Rand Paul Had The Lamest Excuse For Not Disclosing His Wife’s Purchase Of A COVID-Drug Stock

Rand Paul has had quite a week. His anti-COVID-vaccine and misinformation-loving stance got him suspended from YouTube. Not to be deterred, he then tweeted a deranged rant about freedom and resisting mask mandates, which led one of his state’s leading newspapers to wonder, “Is Sen. Rand Paul okay?” All of his clashes with Dr. Fauci and skepticism about the dangers of COVID then came back to bite him in the butt when he disclosed — 16 months after the fact — that his wife had purchased stock in a biotech company (Gilead) that manufactured the COVID-treatment drug Remdesivir.

The 16-month delay certainly didn’t meet requirements of the Stock Act (a 45-day deadline), and Alexandra Ocasio-Cortez mercilessly shaded him while arguing that Congress members shouldn’t be allowed to privately own stock at all (because stuff like this tends to happen). Subsequently, the Lexington CBS affiliate caught up with Rand and captured his excuse (via Mediaite): “I typed it into the computer and I thought I pressed send.” Yup, Rand really said that. Here’s more from Mediaite:

“I apologize. I was bad on the reporting,” Paul told reporters while visiting Somerset small business Baxter’s Coffee with his wife.
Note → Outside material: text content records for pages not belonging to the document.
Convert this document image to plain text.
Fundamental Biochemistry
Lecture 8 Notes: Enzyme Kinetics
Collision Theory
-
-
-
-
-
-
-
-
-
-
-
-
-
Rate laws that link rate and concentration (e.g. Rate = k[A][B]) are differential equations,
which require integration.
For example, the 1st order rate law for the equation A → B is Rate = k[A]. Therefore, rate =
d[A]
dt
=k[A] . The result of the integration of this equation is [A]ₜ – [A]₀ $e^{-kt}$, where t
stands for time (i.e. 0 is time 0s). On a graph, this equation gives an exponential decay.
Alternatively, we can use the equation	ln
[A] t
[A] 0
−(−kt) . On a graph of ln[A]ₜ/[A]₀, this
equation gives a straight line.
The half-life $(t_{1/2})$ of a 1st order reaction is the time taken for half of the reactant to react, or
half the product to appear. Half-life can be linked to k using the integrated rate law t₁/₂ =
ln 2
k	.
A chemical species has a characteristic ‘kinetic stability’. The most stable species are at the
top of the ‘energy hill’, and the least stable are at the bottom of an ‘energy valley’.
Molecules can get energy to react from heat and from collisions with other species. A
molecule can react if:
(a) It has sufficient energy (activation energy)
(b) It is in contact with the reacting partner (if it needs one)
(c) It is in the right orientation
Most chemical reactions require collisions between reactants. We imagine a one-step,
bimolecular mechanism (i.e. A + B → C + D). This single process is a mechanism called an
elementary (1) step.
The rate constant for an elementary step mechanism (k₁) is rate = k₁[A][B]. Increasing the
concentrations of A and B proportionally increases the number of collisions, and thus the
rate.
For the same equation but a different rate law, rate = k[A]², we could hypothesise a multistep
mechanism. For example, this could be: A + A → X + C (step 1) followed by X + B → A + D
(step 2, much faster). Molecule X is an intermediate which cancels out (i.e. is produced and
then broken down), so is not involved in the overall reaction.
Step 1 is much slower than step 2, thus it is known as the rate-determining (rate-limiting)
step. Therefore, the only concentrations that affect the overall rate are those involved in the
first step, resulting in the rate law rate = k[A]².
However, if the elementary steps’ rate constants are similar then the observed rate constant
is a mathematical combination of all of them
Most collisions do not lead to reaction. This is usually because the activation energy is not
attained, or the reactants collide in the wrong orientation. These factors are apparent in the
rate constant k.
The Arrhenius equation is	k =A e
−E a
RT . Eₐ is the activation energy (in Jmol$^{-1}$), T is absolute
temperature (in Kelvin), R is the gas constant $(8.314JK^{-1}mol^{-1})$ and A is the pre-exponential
“I had typed it into the computer. So, about two weeks after Kelley made the stock purchase, I typed it into the computer and I thought I pressed send but I didn’t.”

Rand Paul, physician and elected official, claims that he simply forgot to hit “send” while making what he said was an intended stock-purchase disclosure, well before the Stock Act deadline. That’s not too believable at all.